Именно, — согласилась Джинни. — Страх сплачивает. А ненависть, подкреплённая реальными потерями, — лучший клей. Наши новые ученики… они это чувствуют острее всех. Для них это не абстракция. Это подтверждение их собственной ненависти.
Она закрыла дневник. За стенами спальни доносились приглушённые голоса её соседок — они обсуждали очередную трагедию, их голоса дрожали от страха.
Джинни легла в постель, глядя в темноту. Она не чувствовала вины за погибших. Они были статистикой. Переменными в уравнении, которое медленно, но верно решалось в её пользу. Маггловский мир начинал чесаться, и его непроизвольные, яростные движения ломали кости тем, кто оказался слишком близко.

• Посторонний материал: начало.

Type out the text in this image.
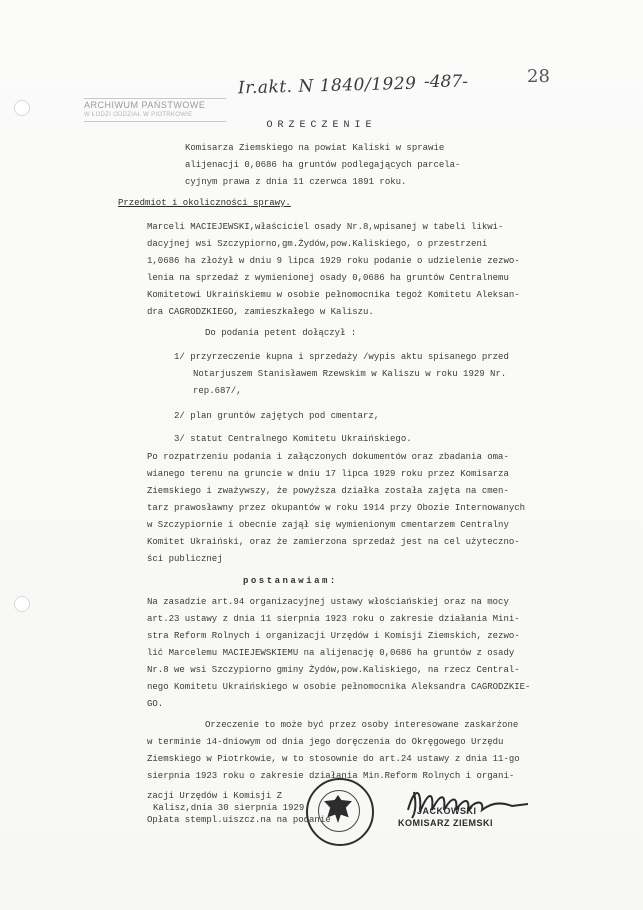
Ir.akt. N 1840/1929 -487-	28
ARCHIWUM PAŃSTWOWE
W ŁODZI ODDZIAŁ W PIOTRKOWIE
ORZECZENIE
Komisarza Ziemskiego na powiat Kaliski w sprawie
alijenacji 0,0686 ha gruntów podlegających parcela-
cyjnym prawa z dnia 11 czerwca 1891 roku.
Przedmiot i okoliczności sprawy.
Marceli MACIEJEWSKI,właściciel osady Nr.8,wpisanej w tabeli likwi-
dacyjnej wsi Szczypiorno,gm.Żydów,pow.Kaliskiego, o przestrzeni
1,0686 ha złożył w dniu 9 lipca 1929 roku podanie o udzielenie zezwo-
lenia na sprzedaż z wymienionej osady 0,0686 ha gruntów Centralnemu
Komitetowi Ukraińskiemu w osobie pełnomocnika tegoż Komitetu Aleksan-
dra CAGRODZKIEGO, zamieszkałego w Kaliszu.
Do podania petent dołączył :
1/ przyrzeczenie kupna i sprzedaży /wypis aktu spisanego przed
Notarjuszem Stanisławem Rzewskim w Kaliszu w roku 1929 Nr.
rep.687/,
2/ plan gruntów zajętych pod cmentarz,
3/ statut Centralnego Komitetu Ukraińskiego.
Po rozpatrzeniu podania i załączonych dokumentów oraz zbadania oma-
wianego terenu na gruncie w dniu 17 lipca 1929 roku przez Komisarza
Ziemskiego i zważywszy, że powyższa działka została zajęta na cmen-
tarz prawosławny przez okupantów w roku 1914 przy Obozie Internowanych
w Szczypiornie i obecnie zajął się wymienionym cmentarzem Centralny
Komitet Ukraiński, oraz że zamierzona sprzedaż jest na cel użyteczno-
ści publicznej
postanawiam:
Na zasadzie art.94 organizacyjnej ustawy włościańskiej oraz na mocy
art.23 ustawy z dnia 11 sierpnia 1923 roku o zakresie działania Mini-
stra Reform Rolnych i organizacji Urzędów i Komisji Ziemskich, zezwo-
lić Marcelemu MACIEJEWSKIEMU na alijenację 0,0686 ha gruntów z osady
Nr.8 we wsi Szczypiorno gminy Żydów,pow.Kaliskiego, na rzecz Central-
nego Komitetu Ukraińskiego w osobie pełnomocnika Aleksandra CAGRODZKIE-
GO.
Orzeczenie to może być przez osoby interesowane zaskarżone
w terminie 14-dniowym od dnia jego doręczenia do Okręgowego Urzędu
Ziemskiego w Piotrkowie, w to stosownie do art.24 ustawy z dnia 11-go
sierpnia 1923 roku o zakresie działania Min.Reform Rolnych i organi-
zacji Urzędów i Komisji Z
Kalisz,dnia 30 sierpnia 1929
Opłata stempl.uiszcz.na na podanie
JACKOWSKI
KOMISARZ ZIEMSKI
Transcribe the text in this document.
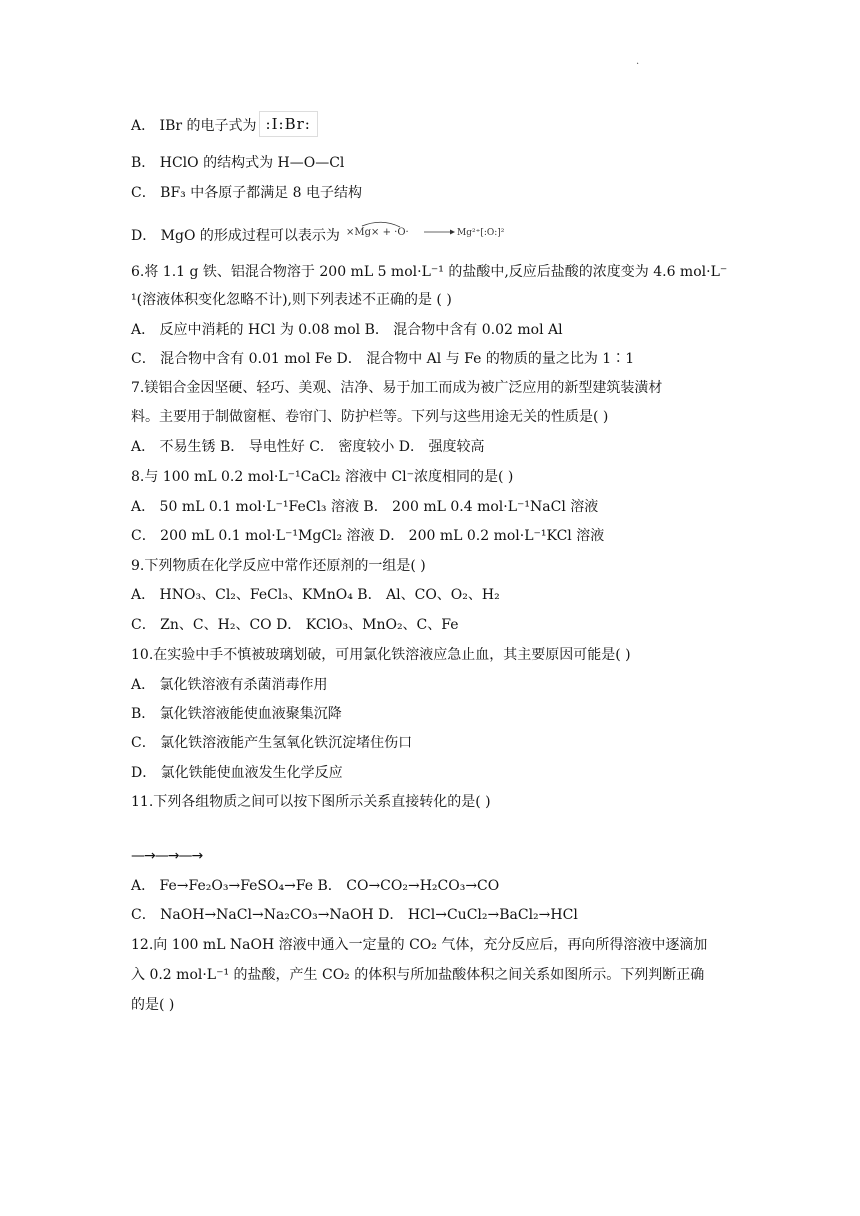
.
A． IBr 的电子式为 :I:Br:
B． HClO 的结构式为 H—O—Cl
C． BF₃ 中各原子都满足 8 电子结构
D． MgO 的形成过程可以表示为 ×Mg× + ·O·	Mg²⁺[:O:]²⁻
6.将 1.1 g 铁、铝混合物溶于 200 mL 5 mol·L⁻¹ 的盐酸中,反应后盐酸的浓度变为 4.6 mol·L⁻
¹(溶液体积变化忽略不计),则下列表述不正确的是 ( )
A． 反应中消耗的 HCl 为 0.08 mol B． 混合物中含有 0.02 mol Al
C． 混合物中含有 0.01 mol Fe D． 混合物中 Al 与 Fe 的物质的量之比为 1∶1
7.镁铝合金因坚硬、轻巧、美观、洁净、易于加工而成为被广泛应用的新型建筑装潢材
料。主要用于制做窗框、卷帘门、防护栏等。下列与这些用途无关的性质是( )
A． 不易生锈 B． 导电性好 C． 密度较小 D． 强度较高
8.与 100 mL 0.2 mol·L⁻¹CaCl₂ 溶液中 Cl⁻浓度相同的是( )
A． 50 mL 0.1 mol·L⁻¹FeCl₃ 溶液 B． 200 mL 0.4 mol·L⁻¹NaCl 溶液
C． 200 mL 0.1 mol·L⁻¹MgCl₂ 溶液 D． 200 mL 0.2 mol·L⁻¹KCl 溶液
9.下列物质在化学反应中常作还原剂的一组是( )
A． HNO₃、Cl₂、FeCl₃、KMnO₄ B． Al、CO、O₂、H₂
C． Zn、C、H₂、CO D． KClO₃、MnO₂、C、Fe
10.在实验中手不慎被玻璃划破，可用氯化铁溶液应急止血，其主要原因可能是( )
A． 氯化铁溶液有杀菌消毒作用
B． 氯化铁溶液能使血液聚集沉降
C． 氯化铁溶液能产生氢氧化铁沉淀堵住伤口
D． 氯化铁能使血液发生化学反应
11.下列各组物质之间可以按下图所示关系直接转化的是( )
—→—→—→
A． Fe→Fe₂O₃→FeSO₄→Fe B． CO→CO₂→H₂CO₃→CO
C． NaOH→NaCl→Na₂CO₃→NaOH D． HCl→CuCl₂→BaCl₂→HCl
12.向 100 mL NaOH 溶液中通入一定量的 CO₂ 气体，充分反应后，再向所得溶液中逐滴加
入 0.2 mol·L⁻¹ 的盐酸，产生 CO₂ 的体积与所加盐酸体积之间关系如图所示。下列判断正确
的是( )
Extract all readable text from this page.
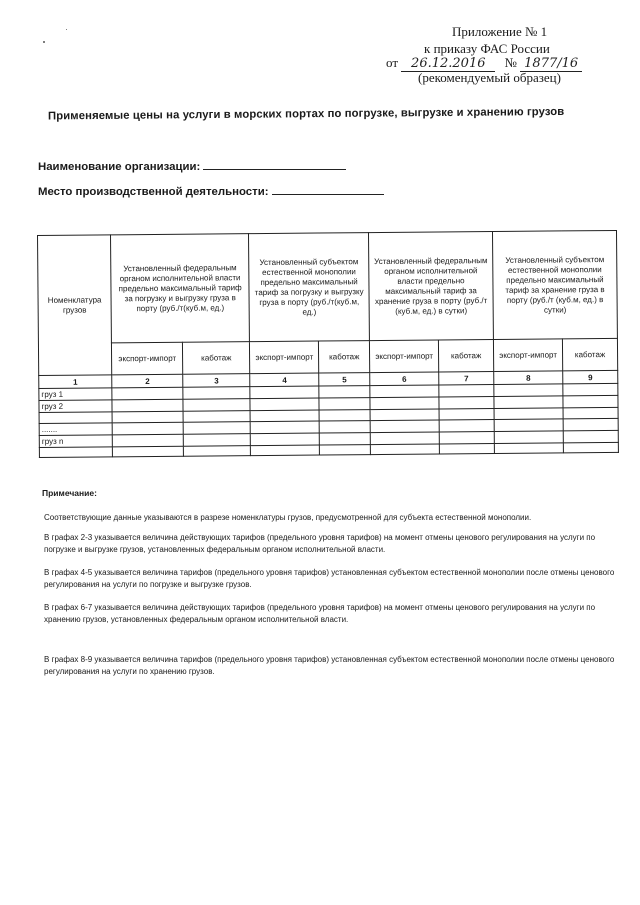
Приложение № 1
к приказу ФАС России
от 26.12.2016 № 1877/16
(рекомендуемый образец)
Применяемые цены на услуги в морских портах по погрузке, выгрузке и хранению грузов
Наименование организации:
Место производственной деятельности:
Номенклатура грузов	Установленный федеральным органом исполнительной власти предельно максимальный тариф за погрузку и выгрузку груза в порту (руб./т(куб.м, ед.)		Установленный субъектом естественной монополии предельно максимальный тариф за погрузку и выгрузку груза в порту (руб./т(куб.м, ед.)		Установленный федеральным органом исполнительной власти предельно максимальный тариф за хранение груза в порту (руб./т (куб.м, ед.) в сутки)		Установленный субъектом естественной монополии предельно максимальный тариф за хранение груза в порту (руб./т (куб.м, ед.) в сутки)	
	экспорт-импорт	каботаж	экспорт-импорт	каботаж	экспорт-импорт	каботаж	экспорт-импорт	каботаж
1	2	3	4	5	6	7	8	9
груз 1								
груз 2								

.......								
груз n								

Примечание:

Соответствующие данные указываются в разрезе номенклатуры грузов, предусмотренной для субъекта естественной монополии.

В графах 2-3 указывается величина действующих тарифов (предельного уровня тарифов) на момент отмены ценового регулирования на услуги по погрузке и выгрузке грузов, установленных федеральным органом исполнительной власти.

В графах 4-5 указывается величина тарифов (предельного уровня тарифов) установленная субъектом естественной монополии после отмены ценового регулирования на услуги по погрузке и выгрузке грузов.

В графах 6-7 указывается величина действующих тарифов (предельного уровня тарифов) на момент отмены ценового регулирования на услуги по хранению грузов, установленных федеральным органом исполнительной власти.

В графах 8-9 указывается величина тарифов (предельного уровня тарифов) установленная субъектом естественной монополии после отмены ценового регулирования на услуги по хранению грузов.
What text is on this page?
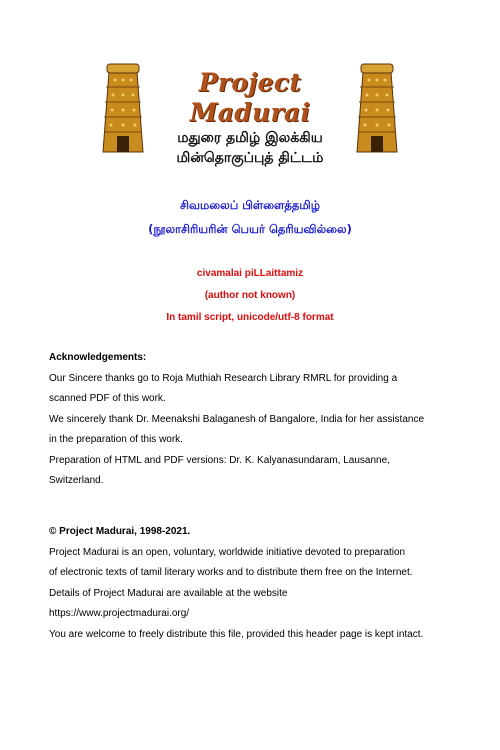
Project Madurai
மதுரை தமிழ் இலக்கிய
மின்தொகுப்புத் திட்டம்
சிவமலைப் பிள்ளைத்தமிழ்
(நூலாசிரியரின் பெயர் தெரியவில்லை)
civamalai piLLaittamiz
(author not known)
In tamil script, unicode/utf-8 format

Acknowledgements:

Our Sincere thanks go to Roja Muthiah Research Library RMRL for providing a

scanned PDF of this work.

We sincerely thank Dr. Meenakshi Balaganesh of Bangalore, India for her assistance

in the preparation of this work.

Preparation of HTML and PDF versions: Dr. K. Kalyanasundaram, Lausanne,

Switzerland.

© Project Madurai, 1998-2021.

Project Madurai is an open, voluntary, worldwide initiative devoted to preparation

of electronic texts of tamil literary works and to distribute them free on the Internet.

Details of Project Madurai are available at the website

https://www.projectmadurai.org/

You are welcome to freely distribute this file, provided this header page is kept intact.
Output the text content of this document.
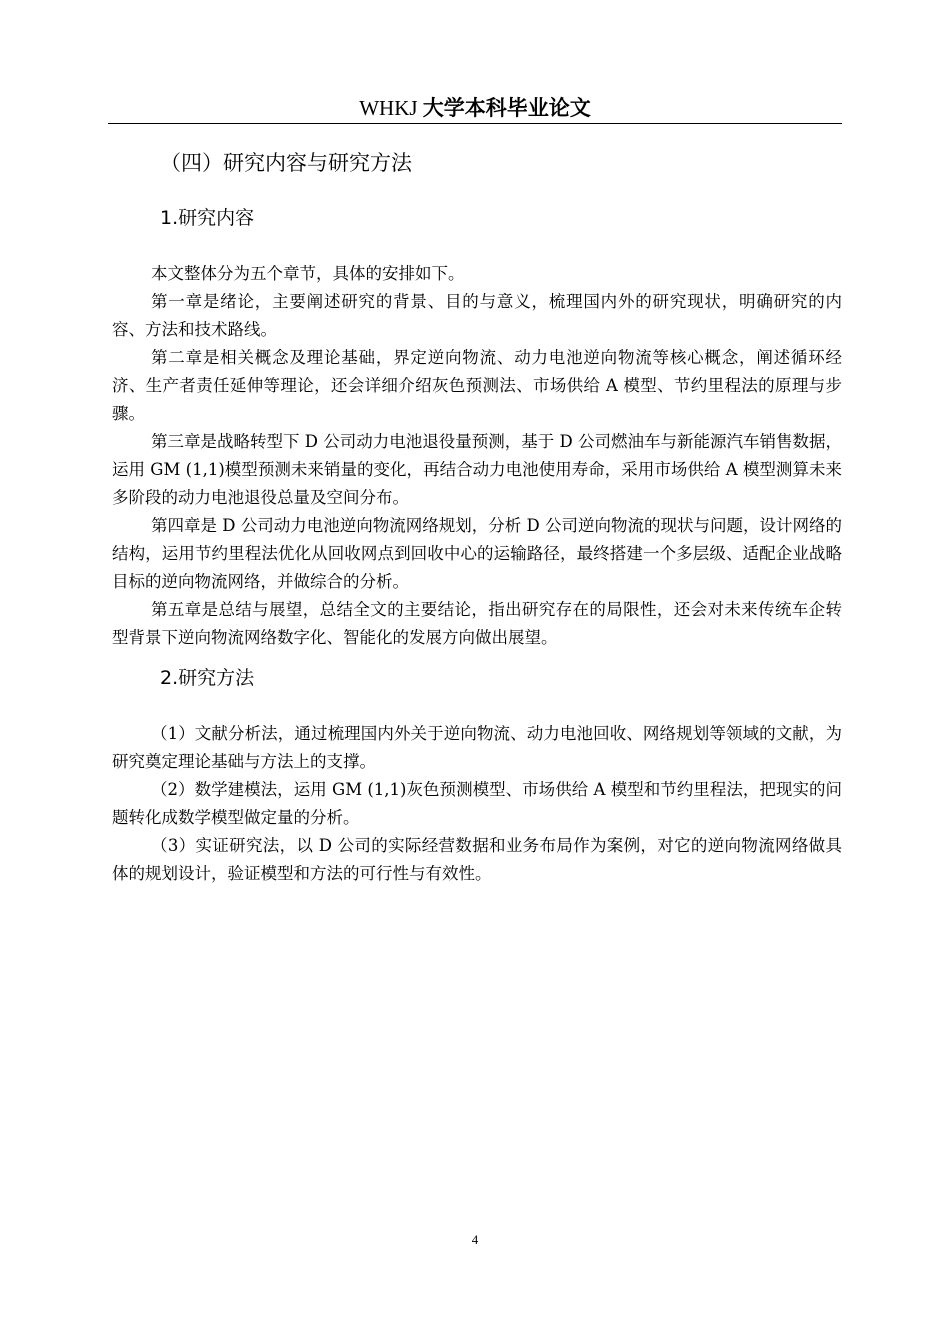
WHKJ 大学本科毕业论文
（四）研究内容与研究方法
1.研究内容

本文整体分为五个章节，具体的安排如下。

第一章是绪论，主要阐述研究的背景、目的与意义，梳理国内外的研究现状，明确研究的内容、方法和技术路线。

第二章是相关概念及理论基础，界定逆向物流、动力电池逆向物流等核心概念，阐述循环经济、生产者责任延伸等理论，还会详细介绍灰色预测法、市场供给 A 模型、节约里程法的原理与步骤。

第三章是战略转型下 D 公司动力电池退役量预测，基于 D 公司燃油车与新能源汽车销售数据，运用 GM (1,1)模型预测未来销量的变化，再结合动力电池使用寿命，采用市场供给 A 模型测算未来多阶段的动力电池退役总量及空间分布。

第四章是 D 公司动力电池逆向物流网络规划，分析 D 公司逆向物流的现状与问题，设计网络的结构，运用节约里程法优化从回收网点到回收中心的运输路径，最终搭建一个多层级、适配企业战略目标的逆向物流网络，并做综合的分析。

第五章是总结与展望，总结全文的主要结论，指出研究存在的局限性，还会对未来传统车企转型背景下逆向物流网络数字化、智能化的发展方向做出展望。

2.研究方法

（1）文献分析法，通过梳理国内外关于逆向物流、动力电池回收、网络规划等领域的文献，为研究奠定理论基础与方法上的支撑。

（2）数学建模法，运用 GM (1,1)灰色预测模型、市场供给 A 模型和节约里程法，把现实的问题转化成数学模型做定量的分析。

（3）实证研究法，以 D 公司的实际经营数据和业务布局作为案例，对它的逆向物流网络做具体的规划设计，验证模型和方法的可行性与有效性。

4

Это было некрасиво. Неэлегантно. Но это работало.
Война больше не была грядущей угрозой. Она уже шла. Тихая, необъявленная, ведущаяся отравленной бумагой и обострённой ненавистью. И по обе её стороны теперь стояли не просто волшебники и магглы. С одной стороны — архитекторы нового порядка. С другой — ничего не подозревающая масса, которую превратили в орудие её же собственного уничтожения. И эхо этой ненависти, громкое и кровавое, уже раскатывалось по всей стране.